A watermark stored in a data file refers to a method for ensuring data integrity which combines aspects of data hashing and digital watermarking. Both are useful for tamper detection, though each has its own advantages and disadvantages.
A typical data hash will process an input file to produce an alphanumeric string unique to the data file. Should the file be modified, such as if one or more bit changes occur within this original file, the same hash process on the modified file will produce a different alphanumeric. Through this method, a trusted source can calculate the hash of an original data file and subscribers can verify the integrity of the data. The subscriber simply compares a hash of the received data file with the known hash from the trusted source. This can lead to two situations: the hash being the same or the hash being different.
If the hash results are the same, the systems involved can have an appropriate degree of confidence to the integrity of the received data. On the other hand, if the hash results are different, they can conclude that the received data file has been altered.
This process is common in P2P networks, for example the protocol. Once a part of the file is downloaded, the data is then checked against the hash key (known as a hash check). Upon this result, the data is kept or discarded.
Digital watermarking is distinctly different from data hashing. It is the process of altering the original data file, allowing for the subsequent recovery of embedded auxiliary data referred to as a watermark.
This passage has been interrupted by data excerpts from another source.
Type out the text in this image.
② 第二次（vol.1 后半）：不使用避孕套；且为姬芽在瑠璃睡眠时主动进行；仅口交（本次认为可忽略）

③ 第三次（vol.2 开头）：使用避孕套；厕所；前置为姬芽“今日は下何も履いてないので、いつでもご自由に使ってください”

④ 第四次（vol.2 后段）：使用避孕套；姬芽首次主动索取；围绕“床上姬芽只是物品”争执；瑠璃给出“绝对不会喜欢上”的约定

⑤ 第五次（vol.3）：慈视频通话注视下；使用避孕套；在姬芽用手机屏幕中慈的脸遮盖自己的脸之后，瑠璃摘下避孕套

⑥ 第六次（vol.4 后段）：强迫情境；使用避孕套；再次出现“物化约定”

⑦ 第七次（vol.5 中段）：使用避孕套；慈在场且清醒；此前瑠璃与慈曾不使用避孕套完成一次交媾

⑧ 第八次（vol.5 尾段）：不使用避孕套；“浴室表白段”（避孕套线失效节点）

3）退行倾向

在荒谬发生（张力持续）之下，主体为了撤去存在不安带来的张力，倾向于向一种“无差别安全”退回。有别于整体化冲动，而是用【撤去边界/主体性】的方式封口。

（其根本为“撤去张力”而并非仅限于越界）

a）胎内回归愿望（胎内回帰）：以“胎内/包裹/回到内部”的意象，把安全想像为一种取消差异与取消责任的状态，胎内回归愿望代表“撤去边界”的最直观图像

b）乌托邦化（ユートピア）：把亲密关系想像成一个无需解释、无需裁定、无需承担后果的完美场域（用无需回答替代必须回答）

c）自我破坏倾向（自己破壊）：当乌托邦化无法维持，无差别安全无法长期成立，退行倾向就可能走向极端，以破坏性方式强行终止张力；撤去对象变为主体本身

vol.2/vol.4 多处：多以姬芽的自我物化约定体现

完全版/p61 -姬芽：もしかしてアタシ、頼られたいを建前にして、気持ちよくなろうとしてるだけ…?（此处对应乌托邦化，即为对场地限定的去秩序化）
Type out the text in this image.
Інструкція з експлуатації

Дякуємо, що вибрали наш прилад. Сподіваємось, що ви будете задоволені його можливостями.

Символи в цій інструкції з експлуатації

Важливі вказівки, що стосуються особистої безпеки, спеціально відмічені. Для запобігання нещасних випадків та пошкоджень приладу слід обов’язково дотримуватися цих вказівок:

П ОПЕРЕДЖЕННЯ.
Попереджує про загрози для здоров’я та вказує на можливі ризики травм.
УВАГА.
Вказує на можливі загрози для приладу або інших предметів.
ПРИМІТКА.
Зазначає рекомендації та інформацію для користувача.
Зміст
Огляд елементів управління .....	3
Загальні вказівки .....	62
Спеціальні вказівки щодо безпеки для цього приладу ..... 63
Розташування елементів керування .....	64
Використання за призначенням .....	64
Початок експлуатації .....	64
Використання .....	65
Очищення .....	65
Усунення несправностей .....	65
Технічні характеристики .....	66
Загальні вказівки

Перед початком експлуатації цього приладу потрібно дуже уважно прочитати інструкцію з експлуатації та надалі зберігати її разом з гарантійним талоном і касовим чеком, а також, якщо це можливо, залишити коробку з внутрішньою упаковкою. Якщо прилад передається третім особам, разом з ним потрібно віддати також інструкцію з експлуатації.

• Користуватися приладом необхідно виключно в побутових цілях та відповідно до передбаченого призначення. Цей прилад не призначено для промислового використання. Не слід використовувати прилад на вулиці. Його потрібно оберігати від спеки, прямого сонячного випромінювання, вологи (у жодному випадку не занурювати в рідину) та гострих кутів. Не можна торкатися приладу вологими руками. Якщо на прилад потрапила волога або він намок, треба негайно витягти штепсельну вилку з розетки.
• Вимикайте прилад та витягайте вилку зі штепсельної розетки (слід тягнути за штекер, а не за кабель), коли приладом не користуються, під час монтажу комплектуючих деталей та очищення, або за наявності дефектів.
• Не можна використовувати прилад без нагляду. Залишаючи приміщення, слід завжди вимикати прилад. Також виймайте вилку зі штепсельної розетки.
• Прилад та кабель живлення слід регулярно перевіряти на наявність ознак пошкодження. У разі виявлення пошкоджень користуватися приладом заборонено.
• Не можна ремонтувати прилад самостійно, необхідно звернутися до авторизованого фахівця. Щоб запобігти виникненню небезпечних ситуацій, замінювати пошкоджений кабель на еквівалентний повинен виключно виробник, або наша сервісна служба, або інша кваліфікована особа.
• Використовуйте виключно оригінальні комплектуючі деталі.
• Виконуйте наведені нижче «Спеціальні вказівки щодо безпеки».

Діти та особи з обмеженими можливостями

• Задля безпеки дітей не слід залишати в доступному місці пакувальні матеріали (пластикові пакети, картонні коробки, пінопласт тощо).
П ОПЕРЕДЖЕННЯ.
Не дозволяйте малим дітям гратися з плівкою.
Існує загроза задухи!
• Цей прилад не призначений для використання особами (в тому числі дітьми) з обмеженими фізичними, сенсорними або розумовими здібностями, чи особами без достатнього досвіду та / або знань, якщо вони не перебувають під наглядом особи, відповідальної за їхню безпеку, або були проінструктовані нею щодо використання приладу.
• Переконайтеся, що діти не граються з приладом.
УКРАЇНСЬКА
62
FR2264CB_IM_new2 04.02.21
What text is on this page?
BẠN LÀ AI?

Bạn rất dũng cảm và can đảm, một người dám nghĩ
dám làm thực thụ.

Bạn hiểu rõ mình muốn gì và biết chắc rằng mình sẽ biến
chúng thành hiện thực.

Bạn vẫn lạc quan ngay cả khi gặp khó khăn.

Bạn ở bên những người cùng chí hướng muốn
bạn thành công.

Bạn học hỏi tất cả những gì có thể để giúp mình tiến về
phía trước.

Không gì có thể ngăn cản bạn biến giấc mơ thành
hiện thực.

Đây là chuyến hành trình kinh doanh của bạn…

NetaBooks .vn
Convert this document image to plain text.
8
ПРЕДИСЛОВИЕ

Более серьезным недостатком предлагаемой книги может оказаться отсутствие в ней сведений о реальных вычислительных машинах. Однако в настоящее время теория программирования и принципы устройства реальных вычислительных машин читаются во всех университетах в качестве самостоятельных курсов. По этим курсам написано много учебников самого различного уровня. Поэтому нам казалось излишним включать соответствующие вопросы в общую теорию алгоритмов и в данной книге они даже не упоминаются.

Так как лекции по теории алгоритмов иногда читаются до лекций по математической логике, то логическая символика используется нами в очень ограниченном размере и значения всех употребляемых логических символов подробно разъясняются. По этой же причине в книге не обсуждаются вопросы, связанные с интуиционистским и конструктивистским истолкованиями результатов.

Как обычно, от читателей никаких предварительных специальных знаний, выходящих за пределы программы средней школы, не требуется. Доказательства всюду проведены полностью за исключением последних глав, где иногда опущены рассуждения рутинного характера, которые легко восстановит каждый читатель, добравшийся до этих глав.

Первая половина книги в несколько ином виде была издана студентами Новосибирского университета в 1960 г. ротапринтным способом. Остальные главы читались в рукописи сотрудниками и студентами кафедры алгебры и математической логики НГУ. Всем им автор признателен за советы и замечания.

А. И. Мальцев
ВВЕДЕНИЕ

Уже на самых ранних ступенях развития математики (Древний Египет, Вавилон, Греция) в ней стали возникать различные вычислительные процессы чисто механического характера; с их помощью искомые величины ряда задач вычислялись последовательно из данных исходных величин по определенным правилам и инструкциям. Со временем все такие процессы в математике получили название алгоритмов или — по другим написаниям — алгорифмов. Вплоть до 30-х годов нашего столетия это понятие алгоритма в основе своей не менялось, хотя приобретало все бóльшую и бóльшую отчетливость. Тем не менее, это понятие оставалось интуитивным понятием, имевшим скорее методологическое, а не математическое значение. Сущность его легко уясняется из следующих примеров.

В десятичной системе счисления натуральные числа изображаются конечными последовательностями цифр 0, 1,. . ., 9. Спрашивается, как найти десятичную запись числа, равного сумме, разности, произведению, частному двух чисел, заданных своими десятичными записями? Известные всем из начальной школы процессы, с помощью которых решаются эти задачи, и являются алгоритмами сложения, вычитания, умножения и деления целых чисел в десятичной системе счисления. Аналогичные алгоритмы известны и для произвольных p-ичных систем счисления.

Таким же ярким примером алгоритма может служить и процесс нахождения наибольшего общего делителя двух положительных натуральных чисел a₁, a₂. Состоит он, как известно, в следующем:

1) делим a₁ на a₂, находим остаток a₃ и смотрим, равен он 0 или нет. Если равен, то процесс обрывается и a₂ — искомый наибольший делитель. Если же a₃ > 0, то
A subscriber, with knowledge of the watermark and how it is recovered, can determine (to a certain extent) whether significant changes have occurred within the data file. Depending on the specific method used, recovery of the embedded auxiliary data can be robust to post-processing (such as lossy compression).
If the data file to be retrieved is an image, the provider can embed a watermark for protection purposes. The process allows tolerance to some change, while still maintaining an association with the original image file. Researchers have also developed techniques that embed components of the image within the image. This can help identify portions of the image that may contain unauthorized changes and even help in recovering some of the lost data.